C’est avec cela, entre autres, que voulait répondre la notion de « syndicalisme rassemblé », un abandon par la CGT de la prétention à dire le juste en toute circonstance, l’acceptation de la discussion et de la négociation des « communs syndicaux » mais cette stratégie a rapidement fait long feu. Reste un fait notable, on l’oublie trop souvent, les années 1990 ont vu Force ouvrière lever son véto à toute relation avec la CGT, règle qui avait cours depuis 1948. La notion de syndicalisme rassemblée devrait être approfondie et mise en débat car sortir de la guerre de tous contre tous est une autre condition, probablement préjudicielle d’un regain d’intérêt des travailleurs pour le syndicalisme.

 

  • Comme l’a écrit Hegel, s’il y a une leçon à tirer de l’histoire, c’est que personne ne tire les leçons de l’histoire.
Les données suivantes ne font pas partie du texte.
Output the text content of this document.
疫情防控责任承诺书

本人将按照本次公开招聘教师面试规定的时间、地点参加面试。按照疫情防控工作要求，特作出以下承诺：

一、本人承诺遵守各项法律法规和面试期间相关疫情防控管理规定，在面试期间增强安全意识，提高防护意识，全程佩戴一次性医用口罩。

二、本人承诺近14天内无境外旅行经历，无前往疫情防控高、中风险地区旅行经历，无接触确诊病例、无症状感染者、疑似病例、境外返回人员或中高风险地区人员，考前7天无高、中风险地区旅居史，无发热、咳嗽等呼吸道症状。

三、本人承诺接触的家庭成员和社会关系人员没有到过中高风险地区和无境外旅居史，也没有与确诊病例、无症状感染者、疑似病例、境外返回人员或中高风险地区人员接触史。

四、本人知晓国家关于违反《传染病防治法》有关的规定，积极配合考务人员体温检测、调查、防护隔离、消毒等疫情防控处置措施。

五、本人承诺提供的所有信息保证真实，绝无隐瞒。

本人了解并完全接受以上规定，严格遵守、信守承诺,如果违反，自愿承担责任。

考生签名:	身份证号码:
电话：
Et les mêmes travers réapparaissent, produisant les mêmes résultats : les guerres de tranchées intra syndicales n’ont d’autre résultat que la destruction du syndicalisme par lui-même. Comme si l’environnement ne constituait pas déjà une menace majeure : des organisations patronales arrogantes, un gouvernement de hiérarques imprégnés d’idéaux éculés, il serait temps, plus que temps peut-être, de sortir de l’ère glaciaire.

 

Aucun miracle ne viendra rétablir des relations civilisées entre les organisations : aussi ne rêverons-nous pas mais des propositions existent, des chemins sont possibles. Pourquoi ne pas suggérer des confrontations publiques et/ou moins publiques (une convention citoyenne ?), avec l’impératif de dégager des positions communes au moins sur les sujets qui ne font pas blocage immédiat ?

 

Certes, il ne faudra pas commencer par les retraites, mais des campagnes communes sont envisageables, tous syndicats réunis, pour la défense des services publics, la rénovation du système de santé ou pour la reconquête d’une assurance chômage décente.

 

Personne ne peut croire qu’il n’existe aucun commun syndical : c’est une affaire de volonté. Louis Althusser publia quatre articles dans le journal « le Monde » en avril 1978. La série s’intitulait « Ce qui ne peut plus durer dans le Parti communiste français », texte prémonitoire même s’il n’inspira guère de changement. Peut-être faut-il affirmer avec force et en espérant davantage d’effets qu’il y a des choses qui ne peuvent plus durer dans le syndicalisme français ? Reste à trouver celles et ceux qui pourraient, avec quelque légitimité, porter une telle interpellation dans l’espace public. Le chercheur ne peut que soulever des questions, les réponses appartiennent aux acteurs. septembre 2021


 

NB :
 

  • Ce texte est le condensé d’un document plus long consultable sur le site Syndicollectif 
    Ce texte est un texte d’engagement : il est dépourvu de caractère académique et représente un point de vue engagé. C’est pourquoi il ne comporte aucune note ni référence même s’il repose sur un rapport scientifique à une matière fréquentée de longue date.